Q. 新規カードの上限変更1日に学習できる新規の問題数が20問で固定というのは少ないのですが,変更できませんか?

A. 次のようにして変更できます。

 

ア.永続的に変更したい場合

 

■パソコン(Windows・Mac)の場合

  1. デッキ一覧画面でデッキの右側の歯車を長押しし,「オプション」を選択する。
  2. 「1日あたりの新規カード出題枚数の上限」を好きな値に変更し,OKをクリックする。

■iOSアプリ「AnkiMobile」の場合

  デッキを開いた状態で,右下歯車→「学習設定」とタップし、対象デッキを選択のうえ,「新規カードの1日の上限」の値を変更する(図では50枚に設定変更している)。

 

イ.その日だけ一時的に変更したい場合

 

■パソコン(Windows・Mac)の場合

  「カスタム学習」-「今日の新規カードの上限追加」より,一時的に新規カードの枚数を増やすことができる。

       ↓

 

■iOSアプリ「AnkiMobile」の場合

  デッキを開いた状態で,右下歯車→「カスタム学習」とタップし,「今日の新規カードの上限を上げる」にチェックし、「新規カード増量」の値を指定し(図では10枚追加と指定している),「完了」をタップする。

 

6.おわりに~Ankiのすすめ

  Ankiは非常に多機能である。たとえば,デッキのデザインを自分好みにしたければ,問題演習画面左下の「編集」ボタン-「カード」-左真ん中の「書式」欄で,CSSと同じ方式で変更可能である(その他,様々な効果的な使い方については,外部記事「はじめてのAnki」が参考になる。)
  我が家の場合,中学受験では難語2000やサピックス6年のステップアップカード地理データバンク理科・社会コアプラス漢字の要の暗記に使用してきた。
  とりわけ最も効果を発揮するのは,中学以降での英単語学習である。音声再生機能とキー入力回答機能(正誤判定付き)のおかげで,最大の武器となっている(近年,英単語学習のためのiPhoneアプリが充実してきているが〔ユメタン0やターゲットシリーズの完成度が高い〕,音声再生はできてもキー入力による回答機能がないものが多いのがスペリングの定着には惜しい)。

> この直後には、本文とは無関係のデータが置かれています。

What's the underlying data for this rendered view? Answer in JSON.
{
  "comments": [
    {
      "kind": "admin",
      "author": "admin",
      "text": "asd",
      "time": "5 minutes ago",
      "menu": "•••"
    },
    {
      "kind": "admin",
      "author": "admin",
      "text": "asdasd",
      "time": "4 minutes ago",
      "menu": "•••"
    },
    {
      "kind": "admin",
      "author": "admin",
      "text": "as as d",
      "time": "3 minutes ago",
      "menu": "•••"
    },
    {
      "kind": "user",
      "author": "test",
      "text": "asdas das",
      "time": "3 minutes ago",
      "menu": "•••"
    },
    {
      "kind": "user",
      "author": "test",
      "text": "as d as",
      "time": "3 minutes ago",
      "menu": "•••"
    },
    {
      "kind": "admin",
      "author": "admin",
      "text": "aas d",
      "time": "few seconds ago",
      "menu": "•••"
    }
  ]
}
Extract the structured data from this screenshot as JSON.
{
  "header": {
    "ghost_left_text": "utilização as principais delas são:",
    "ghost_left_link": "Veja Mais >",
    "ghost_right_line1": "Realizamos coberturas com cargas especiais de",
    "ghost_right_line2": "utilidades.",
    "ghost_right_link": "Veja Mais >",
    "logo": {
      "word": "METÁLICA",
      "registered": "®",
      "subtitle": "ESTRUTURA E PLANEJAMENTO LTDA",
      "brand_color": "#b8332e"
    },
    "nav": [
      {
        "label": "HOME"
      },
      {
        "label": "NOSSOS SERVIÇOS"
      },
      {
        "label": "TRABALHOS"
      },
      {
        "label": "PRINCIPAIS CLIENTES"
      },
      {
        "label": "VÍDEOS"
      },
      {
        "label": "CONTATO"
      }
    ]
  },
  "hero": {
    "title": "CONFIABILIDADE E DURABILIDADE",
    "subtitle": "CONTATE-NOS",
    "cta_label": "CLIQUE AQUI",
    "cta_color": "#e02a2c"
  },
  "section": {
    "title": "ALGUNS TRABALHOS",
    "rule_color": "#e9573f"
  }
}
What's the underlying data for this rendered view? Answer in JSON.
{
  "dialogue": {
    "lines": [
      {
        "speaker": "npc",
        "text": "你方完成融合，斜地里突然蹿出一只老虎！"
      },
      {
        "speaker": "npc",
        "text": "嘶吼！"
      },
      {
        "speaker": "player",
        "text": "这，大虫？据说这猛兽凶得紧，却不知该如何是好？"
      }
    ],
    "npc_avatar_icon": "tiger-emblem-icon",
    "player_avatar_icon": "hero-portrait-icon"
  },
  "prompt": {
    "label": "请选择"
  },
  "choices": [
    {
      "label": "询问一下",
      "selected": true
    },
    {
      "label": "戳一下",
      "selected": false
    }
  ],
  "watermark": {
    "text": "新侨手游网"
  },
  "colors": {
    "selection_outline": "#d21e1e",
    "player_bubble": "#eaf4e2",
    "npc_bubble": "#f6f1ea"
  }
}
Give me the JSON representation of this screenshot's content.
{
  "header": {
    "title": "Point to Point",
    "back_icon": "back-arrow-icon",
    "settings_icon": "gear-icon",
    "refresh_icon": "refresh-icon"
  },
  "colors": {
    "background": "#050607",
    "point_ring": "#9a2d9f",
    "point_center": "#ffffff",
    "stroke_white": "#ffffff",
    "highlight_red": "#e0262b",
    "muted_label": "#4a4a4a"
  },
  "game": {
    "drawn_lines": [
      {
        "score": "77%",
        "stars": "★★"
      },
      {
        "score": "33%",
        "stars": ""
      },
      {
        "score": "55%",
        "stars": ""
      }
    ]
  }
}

  ただし,一般のユーザーにとっては,自分で単語データを用意しなければならないことが最大のネックになる。自分でいちいち入力していたのでは労力対効果のパフォーマンスが悪い(作業で勉強した気になるのは最悪のパターンである)。自作する場合のコツは「Ankiデッキ自作の勘所」を参照。

  Ankiには「共有デッキ」という,ユーザーが自作のデッキを共有させる機能があるが,少なくとも中学受験用途では,信頼して使えるデッキが見当たらない。
  結局のところ,既存の教材などからデータを流用したり,教員や保護者がデータを入力するなどして用意して使うのが現実的である。

  ともあれ,慣用句に関しては,こうしてデッキを用意したので,使っていただければ幸いである。
  もっとも,PDF版で用が足りている場合に無理して使わなくてよい。PDFから印刷した紙には,「一覧性」という優位点があるので。

  なお,最低限「問題/解答」程度の単純な規則的なテキストデータないしExcelデータなどさえあれば,それをAnki用にコンバートすることは容易である。Ankiデッキの自作を考えながら,どうやっていいのかわからないという方にはAnkiデッキ形式への変換を代行してもよい(テキストデータないしExcelデータをDropboxGoogleスプレッドシートなどにアップしたうえで,その共有リンクURLをこちらにメッセージしていただけば,Ankiデッキ形式に変換したものの共有リンクを返信する)。

  また、漢字の学習にAnkiを利用しようとする場合、解答は教科書体で表示するのが最善である。端末のOSに依存せずに教科書体表示を実現するためには,教科書体表示の漢字を画像として組み込む必要がある。当方では、漢字→画像変換の自動化も実現している。漢字→教科書体画像変換も引き受け可能である。

更新履歴

2014年8月15日

  • 初公開。

2018年8月16日

  • デザイン一新。
  • 新幹線による進捗表示を上部に追加。

2020年2月20日

  • AnkiMobileの日本語化に伴い、説明を対応させた。